Ulaan Khol - "I"

Ulaan Khol - Untitled [2] (Soft Abuse 2008)
Ulaan Khol - I / Soft Abuse
Since it seemed such a remarkable coincidence, I tried to find a creative way to connect Steven R. Smith's latest outing under the Ulaan Khol moniker in I with a book I've recently finished reading, Stephen Dixon's I.. Listening to this record over and over, nothing of its shimmering strums and well-deep reverb remind you of Dixon's self-reflective, straightforward prose. They could hardly be more different.
Reading an acquaintance's blog recently, the first artist that struck me instead was Belgian Francis Alÿs. A former architect who, according to The Brooklyn Rail, "became an artist out of curiosity, boredom, vanity, and a surplus of indefinitely extended vacations," Alÿs is very much into "the poetic act," an act that functions as a metaphor in place of an actual condition. Through this act, Alÿs creates a "sudden loss of self" where the viewer can reflect on the condition from a new perspective as a "pause in the social apparatus."
The example that Brantley describes is "The Re-enactment" from 2000, wherein Alÿs purchased a handgun and walked around downtown Mexico City "waiting for something to happen." More than any other piece, "The Re-enactment" is a perfect parallel for Ulaan Khol. I is an album that purchases a fully loaded shoegazing Glock and walks into a crowd of unsuspecting fried-out psych-rockers waiting for something to happen.
It starts with the torn guitar distortion of "Untitled [1]," a reverb-filled affair that sets the exact tone of the album. They all sound like this. The strings are left spectacularly unfettered and the playing sounds sloppy, which is especially effective in this context. The muted drums at the end fade into the second track which we've provided here. As far as highlights go, in an otherwise murky and formless record, this would have to be it. Nothing is so exact as the clattered percussion of this song. It is a surge of noise, but you can just barely make out the drums dug down so deep in the mix.
It would be appropriate to drop any one of Smith's other names and projects - Thuja or Hala Strana or Mirza - but ultimately these sounds return to the bigger names you're familiar with: Belong most closely, My Bloody Valentine, Flying Saucer Attack, even a more terse Boris. Like Belong, Ulaan Khol takes time to appreciate and is often more interesting because of its subtle shifts and manipulations and swirling sounds than because of its melodies or its payoffs.
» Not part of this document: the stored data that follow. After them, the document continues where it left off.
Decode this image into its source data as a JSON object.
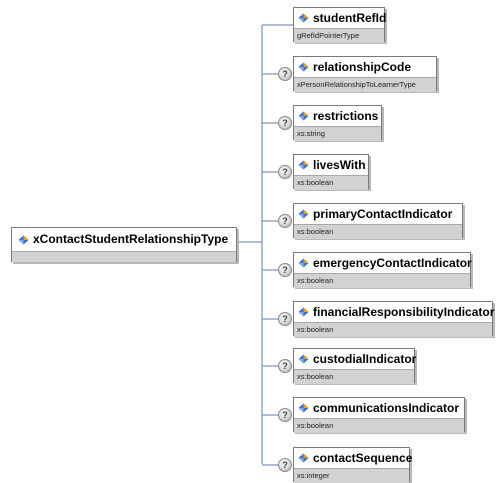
{
  "root": {
    "name": "xContactStudentRelationshipType"
  },
  "elements": [
    {
      "name": "studentRefId",
      "type": "gRefIdPointerType",
      "optional": false
    },
    {
      "name": "relationshipCode",
      "type": "xPersonRelationshipToLearnerType",
      "optional": true
    },
    {
      "name": "restrictions",
      "type": "xs:string",
      "optional": true
    },
    {
      "name": "livesWith",
      "type": "xs:boolean",
      "optional": true
    },
    {
      "name": "primaryContactIndicator",
      "type": "xs:boolean",
      "optional": true
    },
    {
      "name": "emergencyContactIndicator",
      "type": "xs:boolean",
      "optional": true
    },
    {
      "name": "financialResponsibilityIndicator",
      "type": "xs:boolean",
      "optional": true
    },
    {
      "name": "custodialIndicator",
      "type": "xs:boolean",
      "optional": true
    },
    {
      "name": "communicationsIndicator",
      "type": "xs:boolean",
      "optional": true
    },
    {
      "name": "contactSequence",
      "type": "xs:integer",
      "optional": true
    }
  ],
  "colors": {
    "connector": "#5b7fae",
    "type_band": "#d2d2d2",
    "icon_blue": "#3a6fd0",
    "icon_gold": "#e0a020"
  }
}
SAB026 is a fearsome album, but not because it's intrinsically fierce. This, then, is how Ulaan Khol and Belong tie in to Alÿs: Other than "Untitled [2]," I is content to simply walk into the market square armed appearing ready to fire. The 'Valentines and Ride and The Psychic Paramount all let their ammunition spill on their respective LPs. That never really happens here. The droning organ on "Untitled [7]" catches a roaring feedback fest and loops it before fading to an anticlimax. Maybe the soaring solo on "Untitled [3]" counts, but there is too much drone working against a satisfying explosion. Nobody gets killed in the crossfire, but everyone is excited, panicking, reacting. The pause in our particular social apparatus is that, wait a minute, crashing drums or soaring Mammatus-like vocals don't appear when we most expect them to? Why not? The album leaves no time for answers. In 36 short minutes, the authorities of the status quo have already arrested Smith and taken Ulaan Khol in for questioning. The first third of "Ceremony" is complete while Gamelan Into the Mink Supernatural continues to run free in the merciless, unjust streets.
We don't yet know what "Ceremony" will bring us (The second installment is due this coming fall). We have no storyline to go on and virtually no visual hints beyond Smith looking away amidst a dark cluster of skulls on the inside fold. The swampy guitar drones give only a cursory indication of what any of it means. But perhaps Smith is more like Stephen Dixon than I might've led myself to believe. Maybe "Ceremony" is merely the afterthought to the bits and pieces, the hazy remembrances of each "Untitled" track, hopelessly lost in the beauty of this nine-song quagmire. You - I., that is - can remember the titanic percussion swells and the wobbling solo breaks, but where were they? The second "Untitled" or the seventh? The nature of memory and of remembered details, truths - maybe this is what "Ceremony" is about. For now, all we have is what Alÿs has taught us about seeing outside ourselves. We're pausing to see if Smith really does have a gun, even if we won't remember later that it was a Beretta.